Our hymn of the day is Hymn #178, (Alleluia No.1) which during regular times we sing as the Easter Day communion hymn, ringing bells. I am happy to use it today with my two cantors and the lovely descant. According to hymnary.org, “Donald E. Fishel (b. Hart, MI, 1950) composed both text and tune “rather spontaneously” during the summer of 1971 in a house on Church Street in Ann Arbor, Michigan. The hymn was first sung in services of the Word of God Community in Ann Arbor, a charismatic Roman Catholic congregation that Fishel had then recently joined; he later served that community as publications editor of Servant Music (1973-1981). Fishel received a bachelor’s degree in instrumental music education from the University of Michigan in 1972 and a degree in computer science from Eastern Michigan University in 1983. Since then he has worked in the computer industry.”

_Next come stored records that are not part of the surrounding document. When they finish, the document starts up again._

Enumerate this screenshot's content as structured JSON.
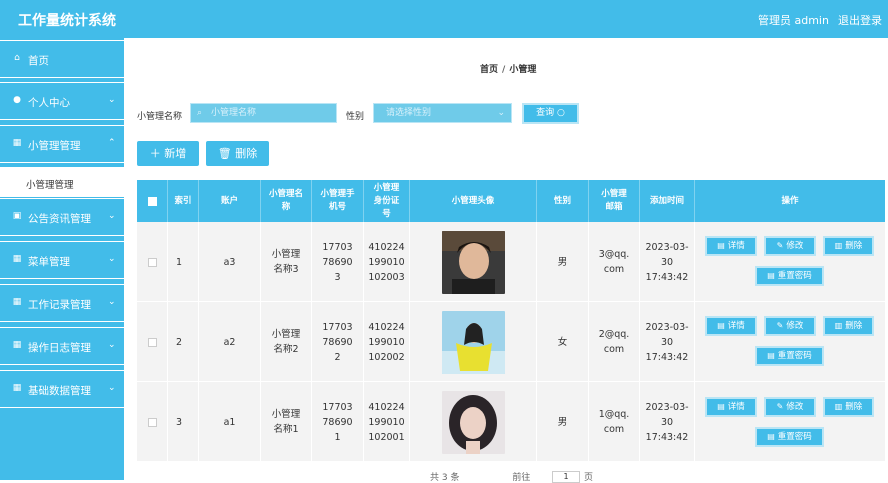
{
  "header": {
    "title": "工作量统计系统",
    "user": "管理员 admin",
    "logout": "退出登录"
  },
  "sidebar": {
    "items": [
      {
        "label": "首页",
        "icon": "home-icon"
      },
      {
        "label": "个人中心",
        "icon": "user-icon"
      },
      {
        "label": "小管理管理",
        "icon": "grid-icon"
      },
      {
        "label": "公告资讯管理",
        "icon": "briefcase-icon"
      },
      {
        "label": "菜单管理",
        "icon": "grid-icon"
      },
      {
        "label": "工作记录管理",
        "icon": "grid-icon"
      },
      {
        "label": "操作日志管理",
        "icon": "grid-icon"
      },
      {
        "label": "基础数据管理",
        "icon": "grid-icon"
      }
    ],
    "submenu_label": "小管理管理"
  },
  "breadcrumb": {
    "home": "首页",
    "sep": "/",
    "current": "小管理"
  },
  "search": {
    "name_label": "小管理名称",
    "name_placeholder": "小管理名称",
    "gender_label": "性别",
    "gender_placeholder": "请选择性别",
    "query_label": "查询"
  },
  "actions": {
    "add_label": "新增",
    "delete_label": "删除"
  },
  "table": {
    "headers": [
      "索引",
      "账户",
      "小管理名称",
      "小管理手机号",
      "小管理身份证号",
      "小管理头像",
      "性别",
      "小管理邮箱",
      "添加时间",
      "操作"
    ],
    "rows": [
      {
        "index": "1",
        "account": "a3",
        "name": "小管理名称3",
        "phone": "17703786903",
        "idcard": "410224199010102003",
        "gender": "男",
        "email": "3@qq.com",
        "time": "2023-03-30 17:43:42"
      },
      {
        "index": "2",
        "account": "a2",
        "name": "小管理名称2",
        "phone": "17703786902",
        "idcard": "410224199010102002",
        "gender": "女",
        "email": "2@qq.com",
        "time": "2023-03-30 17:43:42"
      },
      {
        "index": "3",
        "account": "a1",
        "name": "小管理名称1",
        "phone": "17703786901",
        "idcard": "410224199010102001",
        "gender": "男",
        "email": "1@qq.com",
        "time": "2023-03-30 17:43:42"
      }
    ],
    "op_labels": {
      "detail": "详情",
      "edit": "修改",
      "delete": "删除",
      "reset": "重置密码"
    }
  },
  "pager": {
    "total": "共 3 条",
    "goto": "前往",
    "page": "1",
    "unit": "页"
  },
  "colors": {
    "accent": "#42bce9",
    "row_bg": "#f3f3f3"
  }
}
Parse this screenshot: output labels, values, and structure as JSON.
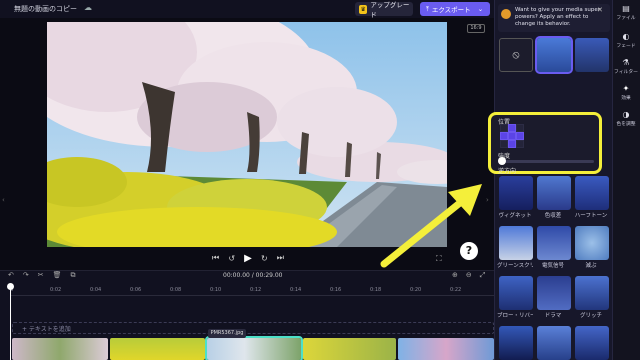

The postlude is based on this tune as well, and is a new “pandemic” rep for me. Jeffrey Honoré is a Catholic musician serving as liturgical music director of St. Matthias Parish in Milwaukee, Wisconsin, where he directs the archdiocesan choir. He is an organist, trombonist and voice teacher. He received the Vatican II Award for Distinguished Service in 1999. The tune is set out in the trumpet over joyful rapid toccata-like figurations in the hands.